É bem significativo refletir sobre o dogma religioso da comunhão dos santos e sobre o próprio significado do termo 'santos', porque nós habitualmente designamos com essa palavra aqueles cristãos que foram canonizados, ou seja, aqueles que tiveram suas virtudes publicamente reconhecidas pela Igreja Católica e são colocados nos altares, como modelos para todos. Não podemos, porém, esquecer que o apóstolo Paulo, na carta aos Romanos (8, 32) utiliza o termo “santos” como sinônimo de cristãos e, portanto, todos nós somos santos. Ou, pelo menos, somos destinados para a santidade. Ser santo não significa nunca cometer algum deslize, não significa viver de joelhos, com o terço ou a Bíblia na mão ou recitando os salmos, não equivale a nunca ter raiva de alguém nem nunca ter cometido qualquer desobediência à lei de Deus. Os cristãos são santos porque foram santificados pelo sangue de Cristo, na Sua morte e ressurreição. A teologia ensina que a principal vocação do cristão é à santidade, nós todos nos encontramos neste caminho de busca da santidade. A tradição cultural religiosa comumente nos leva a fazer uma relação paradoxal entre eles e nós: eles, os santos; nós, os pecadores. De fato, teologicamente, não é assim. Tanto aqueles que foram canonizados são santos, como também os cristãos falecidos na graça de Deus e ainda nós, que peregrinamos do “vale de lágrimas” e que tomamos os canonizados como modelo de nossa vida cristã. Quando o jovem perguntou a Jesus: Mestre, o que devo fazer para alcançar a vida eterna? Jesus respondeu: observa os mandamentos (Lc 18, 18). Esta pergunta, dita com outras palavras, pode muito bem ser entendida assim: Mestre, o que devo fazer para ser santo? A resposta é a mesma: observa os mandamentos.

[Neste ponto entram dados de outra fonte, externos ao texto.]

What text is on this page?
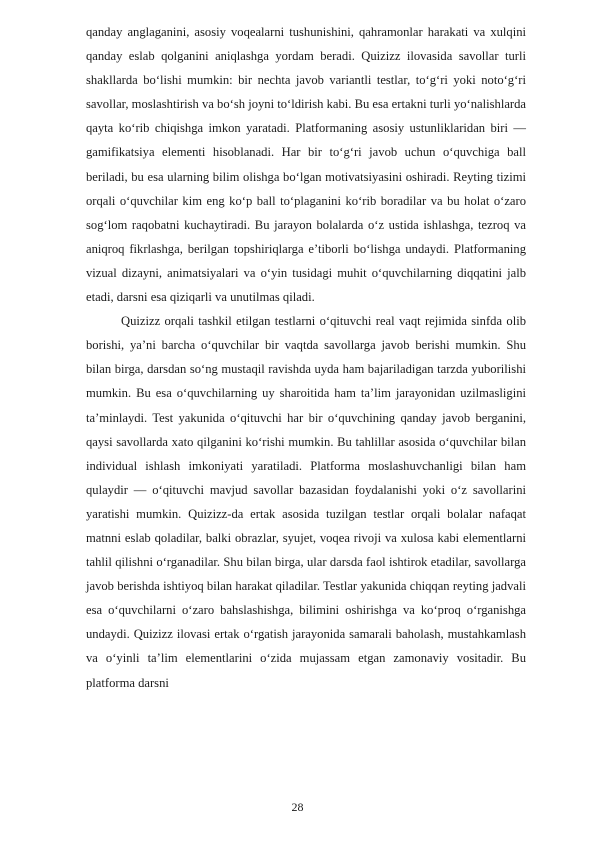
qanday anglaganini, asosiy voqealarni tushunishini, qahramonlar harakati va xulqini qanday eslab qolganini aniqlashga yordam beradi. Quizizz ilovasida savollar turli shakllarda bo‘lishi mumkin: bir nechta javob variantli testlar, to‘g‘ri yoki noto‘g‘ri savollar, moslashtirish va bo‘sh joyni to‘ldirish kabi. Bu esa ertakni turli yo‘nalishlarda qayta ko‘rib chiqishga imkon yaratadi. Platformaning asosiy ustunliklaridan biri — gamifikatsiya elementi hisoblanadi. Har bir to‘g‘ri javob uchun o‘quvchiga ball beriladi, bu esa ularning bilim olishga bo‘lgan motivatsiyasini oshiradi. Reyting tizimi orqali o‘quvchilar kim eng ko‘p ball to‘plaganini ko‘rib boradilar va bu holat o‘zaro sog‘lom raqobatni kuchaytiradi. Bu jarayon bolalarda o‘z ustida ishlashga, tezroq va aniqroq fikrlashga, berilgan topshiriqlarga e’tiborli bo‘lishga undaydi. Platformaning vizual dizayni, animatsiyalari va o‘yin tusidagi muhit o‘quvchilarning diqqatini jalb etadi, darsni esa qiziqarli va unutilmas qiladi.

Quizizz orqali tashkil etilgan testlarni o‘qituvchi real vaqt rejimida sinfda olib borishi, ya’ni barcha o‘quvchilar bir vaqtda savollarga javob berishi mumkin. Shu bilan birga, darsdan so‘ng mustaqil ravishda uyda ham bajariladigan tarzda yuborilishi mumkin. Bu esa o‘quvchilarning uy sharoitida ham ta’lim jarayonidan uzilmasligini ta’minlaydi. Test yakunida o‘qituvchi har bir o‘quvchining qanday javob berganini, qaysi savollarda xato qilganini ko‘rishi mumkin. Bu tahlillar asosida o‘quvchilar bilan individual ishlash imkoniyati yaratiladi. Platforma moslashuvchanligi bilan ham qulaydir — o‘qituvchi mavjud savollar bazasidan foydalanishi yoki o‘z savollarini yaratishi mumkin. Quizizz-da ertak asosida tuzilgan testlar orqali bolalar nafaqat matnni eslab qoladilar, balki obrazlar, syujet, voqea rivoji va xulosa kabi elementlarni tahlil qilishni o‘rganadilar. Shu bilan birga, ular darsda faol ishtirok etadilar, savollarga javob berishda ishtiyoq bilan harakat qiladilar. Testlar yakunida chiqqan reyting jadvali esa o‘quvchilarni o‘zaro bahslashishga, bilimini oshirishga va ko‘proq o‘rganishga undaydi. Quizizz ilovasi ertak o‘rgatish jarayonida samarali baholash, mustahkamlash va o‘yinli ta’lim elementlarini o‘zida mujassam etgan zamonaviy vositadir. Bu platforma darsni

28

A comunhão dos santos é, portanto, um conceito equivalente ao que Paulo expressa nas suas cartas com o nome de “corpo místico”, do qual Jesus é a cabeça e nós somos os membros. Este corpo místico na sua forma visível é a Igreja e engloba todos os fiéis seguidores dos mandamentos de Cristo, de antes, de hoje, de ontem e de depois, todos formando uma unidade na diversidade dos carismas, mas mantendo-se unidos no Espírito. É nesse contexto que devemos entender a primeira leitura da liturgia de hoje, retirada do Apocalipse de João, onde ele fala no número dos que foram marcados na fronte (Ap 7, 4) para serem salvos, cujo quantitativo era de cento e quarenta e quatro mil. Numa linguagem direta, João se refere às doze tribos de Israel, num montante de doze mil de cada uma, para chegar a esse total. João era judeu e talvez tivesse a esperança de que os seus irmãos de raça ainda viessem aderir à mensagem de Cristo. Historicamente, sabe-se que isso não ocorreu, ao menos, não ocorreu ainda. Mas ele previu, logo a seguir, (Ap 7, 9) “uma multidão imensa de gente de todas as nações, tribos, povos e línguas, e que ninguém podia contar.” É aqui que nós entramos e essa multidão é tão imensa, que João nem teve como quantificar, e nem poderia. E todos também estavam marcados para serem salvos, uma vez que estavam de pé diante do trono e do Cordeiro; trajavam vestes brancas e traziam palmas na mão. Todos proclamavam com voz forte: "A salvação pertence ao nosso Deus, que está sentado no trono, e ao Cordeiro".” (Ap 7, 9-10) Unindo num mesmo contexto as lições dos apóstolos João e Paulo, podemos concluir sem medo de errar: todos igualmente santos, todos igualmente irmãos, todos igualmente face a face com o Criador.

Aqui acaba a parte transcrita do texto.